When it comes to Cuba, pretty much every assumption about the island country – its decaying buildings, vintage cars, rum and cigars – from what I can tell, are all true. But what you don’t hear about is how deeply beautiful the place is, or how special its people are — every single one of them with a story to tell.

Some friends and I were fortunate enough to spend some time there earlier this year, taking advantage of the first available direct flights from LAX to Havana. It took less than five hours to arrive in the Caribbean but as soon as we landed, we felt like we had time-traveled. The sun was setting just as we stepped down the stairway from our plane into the hot, tropical tradewinds. A dog toyed with a tennis ball in the grass alongside the tarmac as its owner, an airport employee, sat chatting with his co-workers. They seemed to not even notice the throng of camera-clad Americans piling onto their turf. I felt as if we’d inconvenienced them by arriving in their country, and I probably wasn’t too far off.

Cuba has had a long and tumultuous political past, playing involuntary host to numerous wars by bigger countries vying for possession and questionable involvement by the U.S. government over the past century or so. A hint of ambivalence and an eye roll or two from airport security workers wasn’t entirely surprising or unwarranted.

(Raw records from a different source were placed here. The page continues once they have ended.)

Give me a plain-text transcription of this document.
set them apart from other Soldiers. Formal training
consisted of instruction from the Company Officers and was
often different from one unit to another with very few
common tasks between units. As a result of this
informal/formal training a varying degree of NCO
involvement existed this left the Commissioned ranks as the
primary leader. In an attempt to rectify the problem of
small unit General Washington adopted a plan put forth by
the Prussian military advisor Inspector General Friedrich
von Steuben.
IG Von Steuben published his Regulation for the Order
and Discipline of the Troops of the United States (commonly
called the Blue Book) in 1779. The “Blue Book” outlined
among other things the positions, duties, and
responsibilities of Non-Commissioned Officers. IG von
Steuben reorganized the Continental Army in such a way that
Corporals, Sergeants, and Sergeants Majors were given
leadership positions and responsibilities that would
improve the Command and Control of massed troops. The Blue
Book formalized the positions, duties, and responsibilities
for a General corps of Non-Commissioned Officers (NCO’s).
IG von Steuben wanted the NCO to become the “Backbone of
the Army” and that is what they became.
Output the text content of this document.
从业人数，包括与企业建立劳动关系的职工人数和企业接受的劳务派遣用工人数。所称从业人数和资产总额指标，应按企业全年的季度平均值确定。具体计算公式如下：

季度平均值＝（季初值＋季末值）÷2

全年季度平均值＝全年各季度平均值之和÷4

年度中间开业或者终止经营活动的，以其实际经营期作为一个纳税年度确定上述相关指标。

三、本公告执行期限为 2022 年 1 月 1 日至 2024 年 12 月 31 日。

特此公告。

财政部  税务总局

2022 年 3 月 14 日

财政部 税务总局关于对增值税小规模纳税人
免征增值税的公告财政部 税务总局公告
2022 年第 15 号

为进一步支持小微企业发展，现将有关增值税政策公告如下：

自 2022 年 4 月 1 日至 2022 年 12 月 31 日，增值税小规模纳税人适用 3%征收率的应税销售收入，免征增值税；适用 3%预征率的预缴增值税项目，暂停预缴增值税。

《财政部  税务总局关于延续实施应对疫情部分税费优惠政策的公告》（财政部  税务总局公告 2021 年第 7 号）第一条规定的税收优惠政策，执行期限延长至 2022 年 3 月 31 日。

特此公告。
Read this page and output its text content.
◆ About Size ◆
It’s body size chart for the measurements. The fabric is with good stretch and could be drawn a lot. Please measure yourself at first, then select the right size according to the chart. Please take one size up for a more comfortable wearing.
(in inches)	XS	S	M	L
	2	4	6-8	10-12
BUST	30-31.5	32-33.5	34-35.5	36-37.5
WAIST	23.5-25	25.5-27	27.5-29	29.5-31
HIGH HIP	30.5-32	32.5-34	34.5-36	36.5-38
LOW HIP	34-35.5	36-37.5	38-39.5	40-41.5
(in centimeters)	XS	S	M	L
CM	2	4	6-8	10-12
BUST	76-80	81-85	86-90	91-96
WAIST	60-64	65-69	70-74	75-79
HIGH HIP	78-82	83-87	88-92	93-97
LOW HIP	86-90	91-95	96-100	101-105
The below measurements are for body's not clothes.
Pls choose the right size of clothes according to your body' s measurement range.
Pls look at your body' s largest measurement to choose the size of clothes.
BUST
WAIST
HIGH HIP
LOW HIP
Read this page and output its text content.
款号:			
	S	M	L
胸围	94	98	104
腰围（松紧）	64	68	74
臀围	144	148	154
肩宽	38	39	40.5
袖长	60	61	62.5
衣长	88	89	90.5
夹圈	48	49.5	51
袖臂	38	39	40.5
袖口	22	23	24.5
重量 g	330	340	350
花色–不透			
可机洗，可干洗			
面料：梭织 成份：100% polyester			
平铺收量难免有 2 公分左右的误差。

Once we made it to where we would stay for the week and met our ‘housekeeper’ — a woman named Maria who would become our surrogate mom for the week — and our guides, we were made to feel as welcome as ‘invasors’ can be.

Over the following few days, my friends Adam, Alé, Sera, Scrappers and I witnessed sights both expected and surprising. Anticipations were met with fresh coconuts sold from a cart in a stone plaza as old as Columbus himself, richly-colored neo-colonial buildings, and every type of vintage car you’ve never heard of. It’s like an automotive/architectural/autocratic never-neverland. On the unexpected side of things, we had the pleasure of meeting (and getting inked by) Anna Lara , Cuba’s first female tattoo artist — a rebel and entrepreneur in her own right. We were welcomed into the abode of a man named Hugo, who decided to build his home entirely out of shells, creating a monumental ode to his beloved home country.

We found waves our third day there and took advantage of the brief, glassy window after the winds had passed, but before the swell had died out completely. Another unique thing about Cuba is how miniscule the surfing community is there. The small number of Cubans who have been bitten by the surfing bug have to be especially inventive when it comes to finding equipment. Most rely on visitors bearing boards and other surf-centric goods to leave behind while others go to more creative lengths— learning to shape boards themselves using materials as mundane as refrigerator insulation and plywood planks.

On this trip, however, my friends and I brought a variety of boards, wetsuits, trunks, wax and other contraband to leave with our newfound Cuban friends. Our donations were rewarded with having the opportunity to see and experience the city of Havana and its surrounding neighborhoods through the eyes of the intriguing natives, and see the deeper beauty that lies beneath its crumbling facade.